// the find
rnanosaur/nanosaur
🦕 nanosaur is a little robot, powered by ROS 2. Made for NVIDIA Jetson
nanosaur is a fully open-source, 3D-printable miniature robot running ROS 2 and Isaac ROS on NVIDIA Jetson hardware. It's a self-contained educational and research platform — you print the body, buy the Jetson, and get a real robot with perception, simulation, and teleop working out of the box. Aimed at robotics students, hobbyists, and developers who want hands-on ROS 2 and Isaac ROS experience without buying a $10k commercial platform.
The hardware/software co-design is well thought out: STL files, URDF, Docker images, and ROS packages are all versioned together so a given release is guaranteed to be consistent. Docker-first deployment means you're not fighting ROS environment setup on Jetson — you pull an image and run it. Simulation support via Gazebo and Isaac Sim means you can develop and test without physical hardware. The rosinstall files for separating robot, perception, and simulation dependencies is clean architecture for a project this size.

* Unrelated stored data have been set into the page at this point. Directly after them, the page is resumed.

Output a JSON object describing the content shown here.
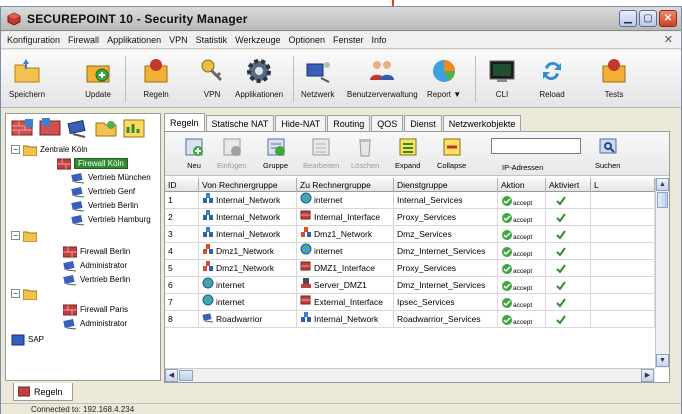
{
  "window": {
    "title": "SECUREPOINT 10 - Security Manager"
  },
  "menu": [
    "Konfiguration",
    "Firewall",
    "Applikationen",
    "VPN",
    "Statistik",
    "Werkzeuge",
    "Optionen",
    "Fenster",
    "Info"
  ],
  "toolbar": {
    "speichern": "Speichern",
    "update": "Update",
    "regeln": "Regeln",
    "vpn": "VPN",
    "applikationen": "Applikationen",
    "netzwerk": "Netzwerk",
    "benutzerverwaltung": "Benutzerverwaltung",
    "report": "Report",
    "cli": "CLI",
    "reload": "Reload",
    "tests": "Tests"
  },
  "tree": {
    "group1": "Zentrale Köln",
    "firewall_koeln": "Firewall Köln",
    "vertrieb_muenchen": "Vertrieb München",
    "vertrieb_genf": "Vertrieb Genf",
    "vertrieb_berlin": "Vertrieb Berlin",
    "vertrieb_hamburg": "Vertrieb Hamburg",
    "firewall_berlin": "Firewall Berlin",
    "administrator": "Administrator",
    "vertrieb_berlin2": "Vertrieb Berlin",
    "firewall_paris": "Firewall Paris",
    "administrator2": "Administrator",
    "sap": "SAP"
  },
  "tabs": [
    "Regeln",
    "Statische NAT",
    "Hide-NAT",
    "Routing",
    "QOS",
    "Dienst",
    "Netzwerkobjekte"
  ],
  "subtoolbar": {
    "neu": "Neu",
    "einfuegen": "Einfügen",
    "gruppe": "Gruppe",
    "bearbeiten": "Bearbeiten",
    "loeschen": "Löschen",
    "expand": "Expand",
    "collapse": "Collapse",
    "search_label": "IP-Adressen",
    "suchen": "Suchen",
    "search_value": ""
  },
  "table": {
    "headers": [
      "ID",
      "Von Rechnergruppe",
      "Zu Rechnergruppe",
      "Dienstgruppe",
      "Aktion",
      "Aktiviert",
      "L"
    ],
    "accept_label": "accept",
    "rows": [
      {
        "id": "1",
        "von": "Internal_Network",
        "zu": "internet",
        "dienst": "Internal_Services"
      },
      {
        "id": "2",
        "von": "Internal_Network",
        "zu": "Internal_Interface",
        "dienst": "Proxy_Services"
      },
      {
        "id": "3",
        "von": "Internal_Network",
        "zu": "Dmz1_Network",
        "dienst": "Dmz_Services"
      },
      {
        "id": "4",
        "von": "Dmz1_Network",
        "zu": "internet",
        "dienst": "Dmz_Internet_Services"
      },
      {
        "id": "5",
        "von": "Dmz1_Network",
        "zu": "DMZ1_Interface",
        "dienst": "Proxy_Services"
      },
      {
        "id": "6",
        "von": "internet",
        "zu": "Server_DMZ1",
        "dienst": "Dmz_Internet_Services"
      },
      {
        "id": "7",
        "von": "internet",
        "zu": "External_Interface",
        "dienst": "Ipsec_Services"
      },
      {
        "id": "8",
        "von": "Roadwarrior",
        "zu": "Internal_Network",
        "dienst": "Roadwarrior_Services"
      }
    ]
  },
  "bottom_tab": "Regeln",
  "status": "Connected to: 192.168.4.234"
}
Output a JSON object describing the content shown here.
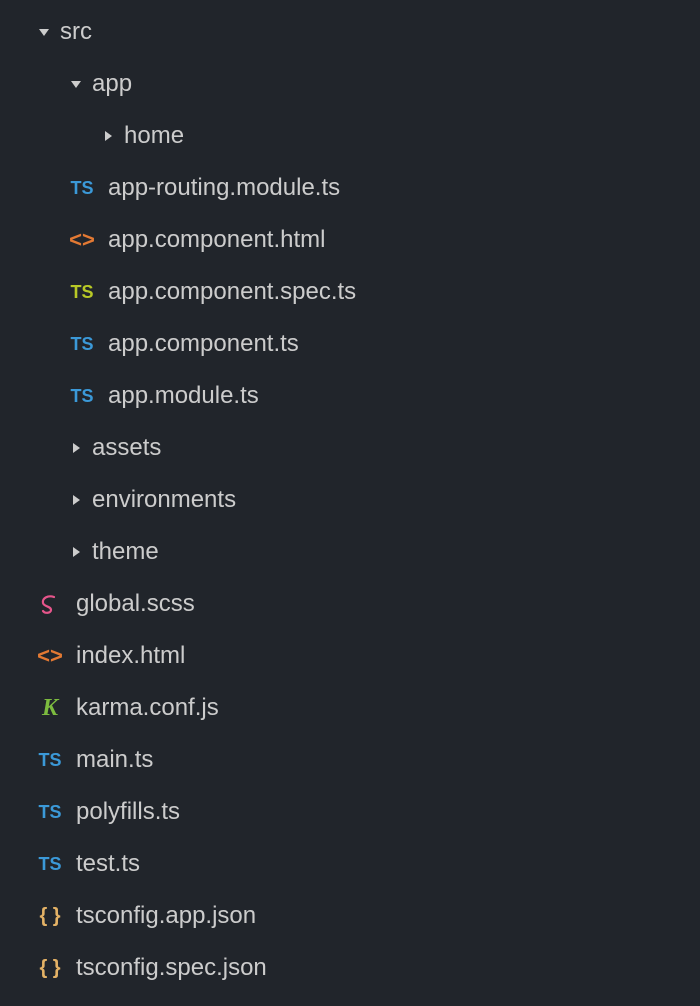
{
  "tree": {
    "src": "src",
    "app": "app",
    "home": "home",
    "app_routing": "app-routing.module.ts",
    "app_component_html": "app.component.html",
    "app_component_spec": "app.component.spec.ts",
    "app_component_ts": "app.component.ts",
    "app_module": "app.module.ts",
    "assets": "assets",
    "environments": "environments",
    "theme": "theme",
    "global_scss": "global.scss",
    "index_html": "index.html",
    "karma_conf": "karma.conf.js",
    "main_ts": "main.ts",
    "polyfills_ts": "polyfills.ts",
    "test_ts": "test.ts",
    "tsconfig_app": "tsconfig.app.json",
    "tsconfig_spec": "tsconfig.spec.json"
  },
  "icons": {
    "ts": "TS",
    "html": "<>",
    "scss": "S",
    "karma": "K",
    "json": "{ }"
  }
}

Only 271 stars for a project that's been active for years suggests limited adoption outside the author's orbit — community support will be thin if you hit a hardware-specific bug. The repo itself is mostly glue code and config; the interesting perception work lives in separate nanosaur_* repos and isaac_ros_* packages, so you're actually taking on a large dependency tree you don't control. Mecanum wheel variants, RealSense, ZED, and LD06 lidar configurations are all present but it's unclear which are actively tested — the distribution table only tracks one config. The 3D printing bill of materials and sourcing guide lives on the website, not in the repo, which means the hardware side is a dead link risk.